First of all, in Belgium we have to deal with different languages and different media cultures. Belgian languages are Flemish, French and German, but the last one is negligible, because the German part is very small. This means that each press release, each invitation or other press document needs to be edited in at least Flemish and French. And it is not only the language that differs. Also the general (media) culture in Flanders and Walloon can be quiet different. When organising a press event where you want media from both parts of the country to be present you best look for a ‘neutral’ place, which is often the capital Brussels. Organising something in Flanders would result in the French speaking journalist to be absent and vice versa.


5. Can you describe common mistakes foreign companies make?

Foreign companies tend to think that they can use the same PR methods in Belgium as in other countries. For example, use the PR materials they use in The Netherlands for the Flemish press and use the materials they use in France for the French speaking press. However, there are several differences which need to be taken into account. First of all, the languages are not completely similar and Belgians want to receive information in their ‘own’ language. Then also the way of presenting things can be quite different. A press information which is used in France can look too commercial for a Belgian journalist and will immediately land in the garbage can, In Belgian it needs to look like ‘press information’ and certainly not like a brochure.


6. What do clients from other markets need to keep in mind when they plan to do PR in your region?

Of course it is often a budget consideration to use materials which were used in other countries, but when companies want their PR activities to work, they cannot deny local culture and differences. So what they need to keep in mind when planning PR in Belgium is the fact that they need press materials in Flemish and in French and that they should have locals check the way in which they want to approach journalists. Also very important is that they realize that Belgium has a rather small media landscape. They have to consider that they cannot compare results with numbers they would see in for example France, Germany or the UK.

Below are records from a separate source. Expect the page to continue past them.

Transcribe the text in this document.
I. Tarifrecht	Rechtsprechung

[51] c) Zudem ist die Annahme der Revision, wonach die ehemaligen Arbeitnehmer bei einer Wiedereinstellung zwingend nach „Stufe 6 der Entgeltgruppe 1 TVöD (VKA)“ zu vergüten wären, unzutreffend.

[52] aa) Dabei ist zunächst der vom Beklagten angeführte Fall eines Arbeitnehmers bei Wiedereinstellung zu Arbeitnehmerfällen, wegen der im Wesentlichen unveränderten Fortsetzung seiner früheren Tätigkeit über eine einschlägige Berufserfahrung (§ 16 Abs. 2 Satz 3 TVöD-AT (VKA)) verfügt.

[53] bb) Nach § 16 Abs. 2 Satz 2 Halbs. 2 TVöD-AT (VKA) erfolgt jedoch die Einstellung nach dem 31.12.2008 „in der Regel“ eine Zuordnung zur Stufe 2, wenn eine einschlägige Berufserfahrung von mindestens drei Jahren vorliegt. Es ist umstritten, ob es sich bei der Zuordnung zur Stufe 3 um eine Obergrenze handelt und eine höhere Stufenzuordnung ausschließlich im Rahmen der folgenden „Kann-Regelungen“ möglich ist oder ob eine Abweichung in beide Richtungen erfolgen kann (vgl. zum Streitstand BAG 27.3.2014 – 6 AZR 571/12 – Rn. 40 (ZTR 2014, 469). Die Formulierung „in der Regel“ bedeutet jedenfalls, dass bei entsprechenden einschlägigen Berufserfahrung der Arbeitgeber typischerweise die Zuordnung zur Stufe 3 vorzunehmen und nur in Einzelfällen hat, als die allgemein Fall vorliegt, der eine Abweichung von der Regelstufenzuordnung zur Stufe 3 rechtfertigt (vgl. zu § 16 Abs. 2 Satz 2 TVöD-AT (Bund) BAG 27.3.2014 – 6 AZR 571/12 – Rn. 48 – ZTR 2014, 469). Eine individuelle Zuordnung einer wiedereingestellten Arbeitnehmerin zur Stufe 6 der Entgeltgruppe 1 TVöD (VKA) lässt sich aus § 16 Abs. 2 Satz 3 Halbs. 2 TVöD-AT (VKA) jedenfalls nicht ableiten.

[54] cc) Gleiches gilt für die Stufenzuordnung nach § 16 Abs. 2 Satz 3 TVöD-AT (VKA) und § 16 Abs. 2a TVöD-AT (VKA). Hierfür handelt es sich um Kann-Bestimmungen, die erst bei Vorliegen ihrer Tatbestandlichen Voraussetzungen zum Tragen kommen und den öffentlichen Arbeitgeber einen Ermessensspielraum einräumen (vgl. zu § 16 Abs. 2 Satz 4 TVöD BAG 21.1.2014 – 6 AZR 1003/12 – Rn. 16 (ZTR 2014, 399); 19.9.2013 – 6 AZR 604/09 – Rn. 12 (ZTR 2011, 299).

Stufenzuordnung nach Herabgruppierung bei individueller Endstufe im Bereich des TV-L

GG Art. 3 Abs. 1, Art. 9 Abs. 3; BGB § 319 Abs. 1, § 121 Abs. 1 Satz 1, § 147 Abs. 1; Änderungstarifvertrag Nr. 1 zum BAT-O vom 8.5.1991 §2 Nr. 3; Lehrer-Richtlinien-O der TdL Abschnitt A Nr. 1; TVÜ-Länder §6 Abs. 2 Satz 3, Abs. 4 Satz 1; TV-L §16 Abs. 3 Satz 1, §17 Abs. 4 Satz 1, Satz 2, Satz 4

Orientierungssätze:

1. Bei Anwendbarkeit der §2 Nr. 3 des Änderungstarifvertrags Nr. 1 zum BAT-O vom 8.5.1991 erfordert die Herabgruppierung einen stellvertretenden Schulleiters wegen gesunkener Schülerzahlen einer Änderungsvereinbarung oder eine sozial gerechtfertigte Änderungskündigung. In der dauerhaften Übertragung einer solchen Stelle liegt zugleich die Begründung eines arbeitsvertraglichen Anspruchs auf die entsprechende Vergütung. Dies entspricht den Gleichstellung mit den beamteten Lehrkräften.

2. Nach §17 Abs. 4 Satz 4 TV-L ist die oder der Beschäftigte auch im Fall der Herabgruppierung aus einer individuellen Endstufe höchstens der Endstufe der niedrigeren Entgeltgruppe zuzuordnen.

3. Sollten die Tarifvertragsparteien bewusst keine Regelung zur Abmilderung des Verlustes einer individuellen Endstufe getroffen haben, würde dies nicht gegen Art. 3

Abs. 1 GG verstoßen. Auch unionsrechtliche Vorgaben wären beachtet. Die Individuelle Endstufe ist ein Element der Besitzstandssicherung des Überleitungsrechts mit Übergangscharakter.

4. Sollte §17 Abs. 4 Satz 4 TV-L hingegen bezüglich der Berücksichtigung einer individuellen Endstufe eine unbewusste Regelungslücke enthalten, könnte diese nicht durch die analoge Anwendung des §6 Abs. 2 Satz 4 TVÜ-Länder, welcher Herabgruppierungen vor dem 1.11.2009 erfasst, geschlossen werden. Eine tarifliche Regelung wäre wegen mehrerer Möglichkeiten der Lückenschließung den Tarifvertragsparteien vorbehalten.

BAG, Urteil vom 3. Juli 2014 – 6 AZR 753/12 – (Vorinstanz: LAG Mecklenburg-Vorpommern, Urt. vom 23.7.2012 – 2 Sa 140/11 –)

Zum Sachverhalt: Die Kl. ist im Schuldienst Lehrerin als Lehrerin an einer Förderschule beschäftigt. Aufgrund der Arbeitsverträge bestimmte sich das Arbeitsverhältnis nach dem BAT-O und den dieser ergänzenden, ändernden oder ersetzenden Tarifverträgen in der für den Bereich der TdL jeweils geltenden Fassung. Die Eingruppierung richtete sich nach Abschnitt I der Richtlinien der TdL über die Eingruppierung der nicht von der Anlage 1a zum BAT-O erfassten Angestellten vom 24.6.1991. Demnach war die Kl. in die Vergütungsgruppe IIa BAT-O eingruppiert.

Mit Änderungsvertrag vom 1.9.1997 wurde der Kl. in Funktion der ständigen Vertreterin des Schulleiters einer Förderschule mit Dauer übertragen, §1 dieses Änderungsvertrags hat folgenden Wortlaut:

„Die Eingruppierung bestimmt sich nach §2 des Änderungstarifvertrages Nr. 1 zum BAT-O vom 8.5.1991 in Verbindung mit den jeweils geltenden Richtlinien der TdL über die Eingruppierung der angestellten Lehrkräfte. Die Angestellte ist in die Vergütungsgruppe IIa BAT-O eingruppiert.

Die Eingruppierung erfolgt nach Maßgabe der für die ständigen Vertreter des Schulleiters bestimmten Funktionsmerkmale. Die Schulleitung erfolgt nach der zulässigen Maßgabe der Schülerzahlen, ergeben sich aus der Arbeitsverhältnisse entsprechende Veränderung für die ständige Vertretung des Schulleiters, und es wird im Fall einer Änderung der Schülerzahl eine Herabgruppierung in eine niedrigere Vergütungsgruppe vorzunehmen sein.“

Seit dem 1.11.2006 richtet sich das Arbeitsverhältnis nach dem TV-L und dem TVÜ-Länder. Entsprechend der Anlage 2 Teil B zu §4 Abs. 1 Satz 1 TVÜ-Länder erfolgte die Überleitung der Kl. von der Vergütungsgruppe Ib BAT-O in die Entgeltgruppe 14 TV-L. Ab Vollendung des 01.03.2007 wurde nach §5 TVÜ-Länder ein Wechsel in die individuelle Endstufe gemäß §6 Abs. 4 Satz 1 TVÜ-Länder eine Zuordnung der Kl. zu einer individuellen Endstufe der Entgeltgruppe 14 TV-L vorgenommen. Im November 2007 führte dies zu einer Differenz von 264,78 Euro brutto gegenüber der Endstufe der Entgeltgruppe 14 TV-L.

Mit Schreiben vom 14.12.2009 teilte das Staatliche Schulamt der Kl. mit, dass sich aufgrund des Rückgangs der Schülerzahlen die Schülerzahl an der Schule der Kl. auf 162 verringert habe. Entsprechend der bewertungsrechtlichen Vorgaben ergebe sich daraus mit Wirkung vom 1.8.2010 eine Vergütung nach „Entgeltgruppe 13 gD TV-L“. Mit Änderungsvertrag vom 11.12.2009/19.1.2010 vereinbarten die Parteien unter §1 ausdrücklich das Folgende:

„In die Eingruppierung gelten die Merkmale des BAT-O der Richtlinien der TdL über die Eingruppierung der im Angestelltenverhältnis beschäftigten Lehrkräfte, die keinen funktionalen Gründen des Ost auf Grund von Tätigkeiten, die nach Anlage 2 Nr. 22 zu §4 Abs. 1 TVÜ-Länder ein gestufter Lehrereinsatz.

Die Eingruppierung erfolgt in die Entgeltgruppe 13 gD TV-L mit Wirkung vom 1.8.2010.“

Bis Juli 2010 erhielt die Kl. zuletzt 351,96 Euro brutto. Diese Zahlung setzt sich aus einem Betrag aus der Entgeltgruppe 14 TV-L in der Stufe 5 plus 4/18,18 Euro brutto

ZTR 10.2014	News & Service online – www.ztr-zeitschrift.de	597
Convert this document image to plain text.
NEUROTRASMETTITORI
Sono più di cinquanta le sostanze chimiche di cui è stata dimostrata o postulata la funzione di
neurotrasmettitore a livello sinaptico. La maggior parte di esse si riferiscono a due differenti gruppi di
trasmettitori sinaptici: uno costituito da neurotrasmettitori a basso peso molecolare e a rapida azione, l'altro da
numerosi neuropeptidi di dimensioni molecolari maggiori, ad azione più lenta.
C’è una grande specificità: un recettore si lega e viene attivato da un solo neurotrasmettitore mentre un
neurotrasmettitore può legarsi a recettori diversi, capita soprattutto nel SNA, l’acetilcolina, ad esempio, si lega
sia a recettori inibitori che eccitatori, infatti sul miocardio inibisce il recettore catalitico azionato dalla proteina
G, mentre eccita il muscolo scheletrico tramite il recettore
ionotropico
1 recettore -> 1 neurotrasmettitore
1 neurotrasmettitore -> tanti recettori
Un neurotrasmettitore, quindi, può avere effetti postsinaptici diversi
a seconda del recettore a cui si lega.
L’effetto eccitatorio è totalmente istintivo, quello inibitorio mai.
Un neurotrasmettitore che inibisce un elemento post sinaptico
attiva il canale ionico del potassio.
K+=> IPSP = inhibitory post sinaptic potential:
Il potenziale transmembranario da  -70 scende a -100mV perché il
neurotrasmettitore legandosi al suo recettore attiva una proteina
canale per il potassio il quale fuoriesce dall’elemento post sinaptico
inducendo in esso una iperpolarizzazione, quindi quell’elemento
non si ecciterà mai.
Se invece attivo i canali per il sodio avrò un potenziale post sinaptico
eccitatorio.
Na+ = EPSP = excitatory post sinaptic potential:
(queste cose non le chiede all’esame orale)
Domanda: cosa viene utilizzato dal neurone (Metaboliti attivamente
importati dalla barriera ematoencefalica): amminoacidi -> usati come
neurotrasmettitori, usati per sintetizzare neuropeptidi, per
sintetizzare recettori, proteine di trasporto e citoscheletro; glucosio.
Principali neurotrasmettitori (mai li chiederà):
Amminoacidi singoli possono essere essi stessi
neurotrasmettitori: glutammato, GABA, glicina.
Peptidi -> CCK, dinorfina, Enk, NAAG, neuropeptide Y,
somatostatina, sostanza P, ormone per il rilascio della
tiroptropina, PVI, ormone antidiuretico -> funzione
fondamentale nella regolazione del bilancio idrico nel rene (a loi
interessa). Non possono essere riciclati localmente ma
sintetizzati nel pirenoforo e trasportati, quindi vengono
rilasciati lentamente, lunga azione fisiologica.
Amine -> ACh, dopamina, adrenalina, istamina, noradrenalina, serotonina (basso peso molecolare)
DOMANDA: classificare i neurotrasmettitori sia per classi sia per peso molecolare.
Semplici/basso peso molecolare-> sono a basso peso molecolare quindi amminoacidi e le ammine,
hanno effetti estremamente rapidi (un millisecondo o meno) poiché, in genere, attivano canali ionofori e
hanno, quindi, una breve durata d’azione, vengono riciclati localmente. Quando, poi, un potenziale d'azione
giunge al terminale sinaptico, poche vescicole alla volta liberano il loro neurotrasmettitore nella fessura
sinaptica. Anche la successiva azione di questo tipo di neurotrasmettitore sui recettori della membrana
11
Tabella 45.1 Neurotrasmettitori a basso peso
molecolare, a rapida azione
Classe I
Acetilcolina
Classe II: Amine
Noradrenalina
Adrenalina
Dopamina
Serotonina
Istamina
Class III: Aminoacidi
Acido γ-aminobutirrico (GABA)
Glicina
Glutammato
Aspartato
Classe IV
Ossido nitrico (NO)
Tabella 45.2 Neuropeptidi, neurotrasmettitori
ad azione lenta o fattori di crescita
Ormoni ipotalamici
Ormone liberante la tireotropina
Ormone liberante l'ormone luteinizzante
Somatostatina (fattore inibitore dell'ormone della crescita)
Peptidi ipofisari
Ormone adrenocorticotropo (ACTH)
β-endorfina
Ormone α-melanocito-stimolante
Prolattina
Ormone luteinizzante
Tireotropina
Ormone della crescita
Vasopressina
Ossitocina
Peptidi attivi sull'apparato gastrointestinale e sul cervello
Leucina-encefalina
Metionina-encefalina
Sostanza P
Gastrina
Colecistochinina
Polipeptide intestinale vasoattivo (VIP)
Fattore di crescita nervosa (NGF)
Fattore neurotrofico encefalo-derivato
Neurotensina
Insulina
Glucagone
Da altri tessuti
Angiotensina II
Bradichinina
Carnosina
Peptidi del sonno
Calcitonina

Wilma Schippers is a consultant of the Brussels based agency PR-Consult. She joined the team in September 2000 and works especially in the field of media relations (leisure and lifestyle) and product PR. Her clients are active in different sectors like tourism (Malta Tourism Office), decoration (Vi-Spring, Sphinx), food & drink (Exki), construction (Derbigum), lifestyle (Zumba Fitness), gardening (Scotts benelux, Husqvarna), hospitality industry (The Hotel Brussels) and more.

Wilma’s nationality is Dutch but she has been living and working in Belgium for more than 15 years.

* The series is based on phone or face-to-face interviews and written input, therefore please excuse language mistakes which might reflect foreign language influences.